Puxando-a para junto de mim, deitei sua cabeça em meu colo, beijando-a carinhosamente. Afaguei seu cabelo sedoso e liso, como um pai faz com uma filha.
— Não gosto de te ver chorando, Danny.
— Dói muito… Eu achei que tinha esquecido, pensei que tinha superado… Mas eu vi o filho da puta, Vítor Hugo! Eu vi o Laerte, ele está aqui em Ribeirão Preto…
— Onde você o viu?
— Numa feira. Ele está quase irreconhecível, como um hippie. Vende artesanato. Está com barba, cabelo comprido, usa sandálias e cheira mal… eu sei que é ele porque fez uma tatuagem igual à que minha mãe fez quando se casaram.
— Vocês conversaram?
— Não! O covarde correu de mim, ficou em choque por ver que a enteada que ele largou pra morrer de fome e frio está viva. Como senti ódio! Juro que eu era capaz de fazer uma cena naquela hora. Mas agora não sei se quero vê-lo de novo.
— Ele pode ser preso, não pode? Por abandono de incapaz.
— Não sei. Acho que não, passaram cinco anos, o crime prescreveu. De qualquer forma, isso nem importa mais pra mim.
— Você tem medo que ele possa fazer alguma coisa com você?
— Tô com mais medo desse sentimento, desse ódio que eu tô sentindo. É horrível. Eu não queria sentir, mas é mais forte que eu. Eu não consigo esquecer.
Segurando os ombros dela, levantei seu tronco e a fiz olhar pra mim.
— Esquecer não vai te ajudar em nada. Pode até sumir da sua memória, por um mês, um ano, dois, mas uma hora ou outra você vai lembrar e vai sofrer de novo.
— O que eu faço, então?
— Perdoe.
Como que impelida por uma mola, Danny levantou-se num salto. O olhar dela me questionava, a cabeça meneando em negação e dúvida.

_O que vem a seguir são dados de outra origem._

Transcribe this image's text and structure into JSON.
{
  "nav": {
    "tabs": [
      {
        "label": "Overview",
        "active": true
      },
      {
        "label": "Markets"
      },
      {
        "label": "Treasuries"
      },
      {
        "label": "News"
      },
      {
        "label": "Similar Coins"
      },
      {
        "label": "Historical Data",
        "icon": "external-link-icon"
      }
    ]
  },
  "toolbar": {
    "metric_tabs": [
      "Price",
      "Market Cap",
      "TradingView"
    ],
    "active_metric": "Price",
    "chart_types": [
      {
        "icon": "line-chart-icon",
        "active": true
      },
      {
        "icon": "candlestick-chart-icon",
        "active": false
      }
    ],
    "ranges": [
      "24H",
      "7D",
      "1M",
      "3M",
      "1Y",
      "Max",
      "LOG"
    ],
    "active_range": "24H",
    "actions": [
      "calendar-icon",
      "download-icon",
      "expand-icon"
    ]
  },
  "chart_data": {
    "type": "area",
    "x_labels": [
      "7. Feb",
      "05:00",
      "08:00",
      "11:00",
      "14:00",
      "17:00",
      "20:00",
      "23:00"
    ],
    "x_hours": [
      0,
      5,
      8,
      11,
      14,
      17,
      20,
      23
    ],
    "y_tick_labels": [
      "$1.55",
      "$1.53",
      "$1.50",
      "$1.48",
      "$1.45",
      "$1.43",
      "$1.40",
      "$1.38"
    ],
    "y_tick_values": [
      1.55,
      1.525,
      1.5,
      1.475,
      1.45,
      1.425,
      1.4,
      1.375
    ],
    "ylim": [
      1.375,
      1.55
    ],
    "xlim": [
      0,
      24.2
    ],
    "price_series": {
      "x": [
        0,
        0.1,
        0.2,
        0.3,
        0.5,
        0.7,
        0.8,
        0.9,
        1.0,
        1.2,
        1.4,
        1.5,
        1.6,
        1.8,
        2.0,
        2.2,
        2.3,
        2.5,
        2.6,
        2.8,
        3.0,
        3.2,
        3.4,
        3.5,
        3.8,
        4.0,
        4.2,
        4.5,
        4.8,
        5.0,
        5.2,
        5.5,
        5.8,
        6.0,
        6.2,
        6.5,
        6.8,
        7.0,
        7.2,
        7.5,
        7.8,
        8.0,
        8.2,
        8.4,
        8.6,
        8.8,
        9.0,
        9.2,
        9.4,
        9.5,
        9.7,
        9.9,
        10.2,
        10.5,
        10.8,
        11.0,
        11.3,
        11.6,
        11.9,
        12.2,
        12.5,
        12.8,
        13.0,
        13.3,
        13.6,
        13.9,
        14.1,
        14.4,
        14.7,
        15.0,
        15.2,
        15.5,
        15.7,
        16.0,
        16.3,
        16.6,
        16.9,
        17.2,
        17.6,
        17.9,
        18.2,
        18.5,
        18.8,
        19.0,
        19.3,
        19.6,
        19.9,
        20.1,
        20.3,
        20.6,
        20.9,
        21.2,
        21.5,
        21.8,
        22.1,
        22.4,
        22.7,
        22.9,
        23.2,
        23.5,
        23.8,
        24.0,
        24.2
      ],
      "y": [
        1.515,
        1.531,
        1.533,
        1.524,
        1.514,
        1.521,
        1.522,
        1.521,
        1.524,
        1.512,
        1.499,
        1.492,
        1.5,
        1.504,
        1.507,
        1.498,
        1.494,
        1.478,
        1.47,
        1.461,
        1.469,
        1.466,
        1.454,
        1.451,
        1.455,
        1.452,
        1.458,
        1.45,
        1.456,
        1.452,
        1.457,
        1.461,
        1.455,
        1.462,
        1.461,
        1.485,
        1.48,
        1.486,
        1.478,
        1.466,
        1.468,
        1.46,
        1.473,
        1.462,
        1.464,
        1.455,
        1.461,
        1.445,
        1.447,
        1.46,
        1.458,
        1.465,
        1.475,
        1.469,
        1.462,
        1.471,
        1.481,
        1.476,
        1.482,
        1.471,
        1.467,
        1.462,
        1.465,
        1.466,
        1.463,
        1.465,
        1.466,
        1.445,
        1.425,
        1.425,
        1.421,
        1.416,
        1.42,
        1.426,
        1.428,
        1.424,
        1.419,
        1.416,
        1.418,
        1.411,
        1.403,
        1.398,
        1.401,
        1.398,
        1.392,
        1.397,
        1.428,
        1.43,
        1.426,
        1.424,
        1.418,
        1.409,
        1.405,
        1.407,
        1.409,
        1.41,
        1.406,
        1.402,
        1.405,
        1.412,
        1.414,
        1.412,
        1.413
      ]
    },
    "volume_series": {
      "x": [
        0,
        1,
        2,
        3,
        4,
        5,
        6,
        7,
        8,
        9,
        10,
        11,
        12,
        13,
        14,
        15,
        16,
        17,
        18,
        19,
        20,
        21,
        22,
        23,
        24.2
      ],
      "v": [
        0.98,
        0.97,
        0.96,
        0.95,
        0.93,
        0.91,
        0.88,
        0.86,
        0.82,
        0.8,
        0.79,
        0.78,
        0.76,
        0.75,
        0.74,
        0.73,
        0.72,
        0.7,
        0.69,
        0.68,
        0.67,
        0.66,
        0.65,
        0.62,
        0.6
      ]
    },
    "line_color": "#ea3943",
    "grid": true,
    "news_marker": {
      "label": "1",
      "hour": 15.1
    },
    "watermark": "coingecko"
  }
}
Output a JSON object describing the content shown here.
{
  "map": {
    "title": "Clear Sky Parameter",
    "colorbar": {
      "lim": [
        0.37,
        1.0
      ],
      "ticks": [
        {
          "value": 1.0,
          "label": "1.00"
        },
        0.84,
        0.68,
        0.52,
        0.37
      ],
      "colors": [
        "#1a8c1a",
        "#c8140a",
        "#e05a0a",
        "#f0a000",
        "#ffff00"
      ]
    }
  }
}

— Eu não sou Deus pra perdoar ninguém.
— Não fale assim. Essas palavras são muito duras pra uma moça tão boa e gentil.
— Como posso perdoar um cara que me fez tão mal, Vítor Hugo? Você tá louco?
— Ser abandonada pelo seu padrasto deixou uma ferida muito grande dentro de você, mas será que seu padrasto conseguiu dormir todos esses anos? Será que a consciência dele o deixou em paz? Eu acho que não. Ninguém é tão mal e perverso o suficiente a ponto de não sentir remorso por uma maldade que cometeu.
— Não diga bobagem.
— Não é bobagem.
— Eu podia ter morrido, Vítor Hugo. Podia ter sido estuprada ou vítima de tantos crimes que se cometem contra crianças. Meu padrasto foi covarde e fez uma maldade sem tamanho comigo e você quer que eu perdoe? Sério? Tô ressentida com ele.
— Mas esse ressentimento está te fazendo bem? Tenho certeza que não. E também tenho certeza que lá no fundo, você quer se livrar dessa ferida, quer olhar pra frente, só que não consegue, né?
A loura de sardas meneou a cabeça em negação. Mais calma, pôs as mãos no colo, semiabri do os lábios.
— Me ajuda…
Estendi minha mão para ela num gesto de amizade, dando um sorriso que a fez se sentir amparada e protegida. Lentamente, Danny inclinou seu corpo até se deitar em meu colo, fechando os olhos enquanto eu acariciava sua cabeça.
— Quem dera eu pudesse dizer alguma palavra pra te fazer sorrir e tirar essa dor de você… Mas eu não tenho. Só posso chorar com você e te dar um colo.
Não dissemos mais nada. Permanecemos quietos, até o céu ficar escuro e povoado de estrelas. Notei que Danny dormia.
— Vai ficar tudo bem — passei o dorso da minha mão em seu rosto.